The free Amazon promotion for Helena
Puumala's “Love and Rebirth on the Prairie” did all right, over
the Valentine's Day weekend. It didn't get to number one in any
category, like “A Christmas Miracle at the Lake” did, or like
“The Summer Cottage Mystery” did. But it maintained a nice
mid-teens showing in the category:
Literature and Fiction>Genre
Fiction>Family Life
That must be a fairly popular category
– it sounds like it ought to be anyway :).
"Love at the Lake" did OK too, considering that it wasn't its first spin around the block. It first came out last Valentine's Day, but its a good story and deserves a bit of push now and again.
It can be interesting observing the
quirks of book sales and promotions. This one did very well in the
U.S. Amazon store, but didn't particularly catch on in the U.K. store
or the Canadian store. “A Christmas Miracle at the Lake” on the
other hand, did very well in the U.K. over Christmas, but didn't
break out to the same extent in the U.S.. “Summer Cottage Mystery”
did surprisingly well in Japan, as well as the U.K and U.S..
Is it the cover that makes all the
difference? Maybe the “Love and Rebirth” cover resonated best
with North Americans, as it had quite a sweeping prairie panorama, a
scene familiar to people in the U.S.. “A Christmas Miracle”
featured a winter scene. Maybe the British romanticize wintry
Christmas scenes more than Americans do. As for the Japanese
response to “Summer Cottage”, maybe it was the cat on the cover.
Japanese culture holds quite a soft spot for cats.
Maybe it is due to cultural factors.
Perhaps Valentine's Day isn't as big a deal in the U.K as it is in
the U.S., but Christmas is more important in the U.K. than the U.S.,
at least in terms of reading non-religious Christmas stories (not
religious in the traditional church sanctioned sense, at any rate).

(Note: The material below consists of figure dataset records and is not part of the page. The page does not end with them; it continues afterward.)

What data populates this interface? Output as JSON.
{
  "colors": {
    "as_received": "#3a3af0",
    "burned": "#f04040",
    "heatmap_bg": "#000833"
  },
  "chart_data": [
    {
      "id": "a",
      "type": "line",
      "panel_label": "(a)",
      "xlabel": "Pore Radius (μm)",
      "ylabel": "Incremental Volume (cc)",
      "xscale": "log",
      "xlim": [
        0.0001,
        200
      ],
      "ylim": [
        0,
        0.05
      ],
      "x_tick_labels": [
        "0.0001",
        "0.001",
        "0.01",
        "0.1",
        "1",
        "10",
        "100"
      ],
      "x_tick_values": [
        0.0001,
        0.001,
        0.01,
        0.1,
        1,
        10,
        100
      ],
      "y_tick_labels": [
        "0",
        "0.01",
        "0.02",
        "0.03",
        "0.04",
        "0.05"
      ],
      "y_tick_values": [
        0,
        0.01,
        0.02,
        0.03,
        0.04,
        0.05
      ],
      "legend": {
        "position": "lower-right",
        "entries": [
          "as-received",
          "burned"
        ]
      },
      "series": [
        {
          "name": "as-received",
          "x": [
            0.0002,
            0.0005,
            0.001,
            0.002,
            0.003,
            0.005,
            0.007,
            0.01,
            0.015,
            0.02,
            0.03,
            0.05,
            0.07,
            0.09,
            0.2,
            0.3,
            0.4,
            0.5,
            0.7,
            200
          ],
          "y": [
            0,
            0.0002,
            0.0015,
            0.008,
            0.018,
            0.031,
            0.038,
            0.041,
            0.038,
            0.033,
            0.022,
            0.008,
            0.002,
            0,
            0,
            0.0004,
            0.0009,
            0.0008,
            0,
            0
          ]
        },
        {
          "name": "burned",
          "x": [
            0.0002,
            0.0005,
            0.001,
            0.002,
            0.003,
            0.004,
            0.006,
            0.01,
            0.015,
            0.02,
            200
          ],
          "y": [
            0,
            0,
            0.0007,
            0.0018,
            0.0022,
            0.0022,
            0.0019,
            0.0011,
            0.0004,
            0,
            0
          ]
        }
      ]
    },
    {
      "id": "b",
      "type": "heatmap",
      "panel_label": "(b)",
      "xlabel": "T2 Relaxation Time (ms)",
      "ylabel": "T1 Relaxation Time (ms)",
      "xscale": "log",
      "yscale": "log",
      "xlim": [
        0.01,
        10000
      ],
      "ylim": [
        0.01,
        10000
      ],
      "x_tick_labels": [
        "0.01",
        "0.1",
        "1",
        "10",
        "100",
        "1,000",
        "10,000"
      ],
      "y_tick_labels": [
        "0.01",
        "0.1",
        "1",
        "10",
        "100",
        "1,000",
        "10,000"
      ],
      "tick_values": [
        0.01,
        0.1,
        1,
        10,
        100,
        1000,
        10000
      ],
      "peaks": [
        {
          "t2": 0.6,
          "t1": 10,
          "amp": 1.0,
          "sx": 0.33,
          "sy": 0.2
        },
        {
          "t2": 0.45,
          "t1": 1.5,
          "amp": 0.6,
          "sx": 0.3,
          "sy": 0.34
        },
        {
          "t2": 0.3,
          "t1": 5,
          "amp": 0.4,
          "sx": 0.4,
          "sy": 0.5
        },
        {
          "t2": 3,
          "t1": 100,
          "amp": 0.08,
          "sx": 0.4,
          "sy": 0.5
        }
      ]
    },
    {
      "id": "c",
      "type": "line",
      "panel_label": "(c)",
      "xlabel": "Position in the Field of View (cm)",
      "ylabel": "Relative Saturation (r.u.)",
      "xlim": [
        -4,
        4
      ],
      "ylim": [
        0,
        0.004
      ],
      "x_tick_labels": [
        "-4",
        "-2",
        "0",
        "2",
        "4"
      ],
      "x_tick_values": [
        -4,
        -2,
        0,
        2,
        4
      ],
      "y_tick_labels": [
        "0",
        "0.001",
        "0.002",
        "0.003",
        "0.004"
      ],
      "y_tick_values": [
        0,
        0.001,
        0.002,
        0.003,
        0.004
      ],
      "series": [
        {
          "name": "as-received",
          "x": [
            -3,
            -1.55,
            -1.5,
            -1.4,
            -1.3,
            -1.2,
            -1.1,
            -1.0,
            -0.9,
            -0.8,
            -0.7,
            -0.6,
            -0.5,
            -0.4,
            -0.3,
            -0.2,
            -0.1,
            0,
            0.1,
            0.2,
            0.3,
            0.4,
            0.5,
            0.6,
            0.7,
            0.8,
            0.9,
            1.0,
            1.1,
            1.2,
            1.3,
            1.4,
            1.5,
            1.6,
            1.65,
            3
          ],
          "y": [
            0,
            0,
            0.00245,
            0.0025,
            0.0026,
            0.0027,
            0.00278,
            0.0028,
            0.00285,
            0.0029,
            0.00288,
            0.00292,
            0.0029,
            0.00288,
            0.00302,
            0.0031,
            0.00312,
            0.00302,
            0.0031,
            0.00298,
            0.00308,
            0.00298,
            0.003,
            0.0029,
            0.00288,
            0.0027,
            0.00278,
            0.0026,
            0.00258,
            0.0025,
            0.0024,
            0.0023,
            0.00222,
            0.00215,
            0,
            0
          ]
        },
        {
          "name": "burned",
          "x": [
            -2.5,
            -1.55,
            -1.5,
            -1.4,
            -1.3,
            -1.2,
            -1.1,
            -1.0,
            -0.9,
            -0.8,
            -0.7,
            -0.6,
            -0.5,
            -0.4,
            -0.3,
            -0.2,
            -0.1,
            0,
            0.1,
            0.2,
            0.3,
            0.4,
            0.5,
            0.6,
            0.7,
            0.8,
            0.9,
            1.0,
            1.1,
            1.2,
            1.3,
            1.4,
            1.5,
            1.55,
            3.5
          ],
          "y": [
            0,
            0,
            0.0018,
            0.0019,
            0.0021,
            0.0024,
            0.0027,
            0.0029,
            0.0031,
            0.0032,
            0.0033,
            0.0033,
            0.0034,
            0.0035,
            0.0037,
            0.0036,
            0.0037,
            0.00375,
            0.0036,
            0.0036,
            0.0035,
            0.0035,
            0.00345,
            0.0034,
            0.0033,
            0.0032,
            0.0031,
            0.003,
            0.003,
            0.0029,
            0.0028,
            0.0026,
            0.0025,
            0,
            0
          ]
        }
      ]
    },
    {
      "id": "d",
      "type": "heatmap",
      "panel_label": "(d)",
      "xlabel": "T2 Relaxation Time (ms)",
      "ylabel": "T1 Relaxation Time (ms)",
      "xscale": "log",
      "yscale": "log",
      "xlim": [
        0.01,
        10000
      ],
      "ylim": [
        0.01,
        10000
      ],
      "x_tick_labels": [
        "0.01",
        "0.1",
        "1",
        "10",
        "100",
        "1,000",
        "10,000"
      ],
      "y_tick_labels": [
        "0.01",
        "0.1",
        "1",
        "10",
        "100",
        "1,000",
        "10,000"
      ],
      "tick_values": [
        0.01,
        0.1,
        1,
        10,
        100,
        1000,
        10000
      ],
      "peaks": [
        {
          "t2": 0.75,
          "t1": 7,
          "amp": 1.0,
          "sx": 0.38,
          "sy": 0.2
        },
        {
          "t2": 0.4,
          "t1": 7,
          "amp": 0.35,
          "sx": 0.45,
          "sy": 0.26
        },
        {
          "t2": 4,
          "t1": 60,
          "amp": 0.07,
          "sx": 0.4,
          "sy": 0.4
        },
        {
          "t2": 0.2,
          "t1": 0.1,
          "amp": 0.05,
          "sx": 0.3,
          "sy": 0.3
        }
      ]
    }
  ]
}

Of course, as a professional
statistician, I have to keep in mind the vagaries of random chance –
luck if you will. Sometimes a few people can start an information
cascade, that then gains its own momentum, like a snowball heading
downhill. Only God, and Amazon's data scientists know for sure, what
really happens.
By the way, I did a little data
analysis that showed that publishing short stories probably does have
a fairly significant effect on sales of novels in the following month
(assuming that we are holding the writer constant, in the experiment,
and that the writing is of high enough quality). It seems to
roughly double sales the next month. Unfortunately these are still
“small n” statistics, so no guarantees. :).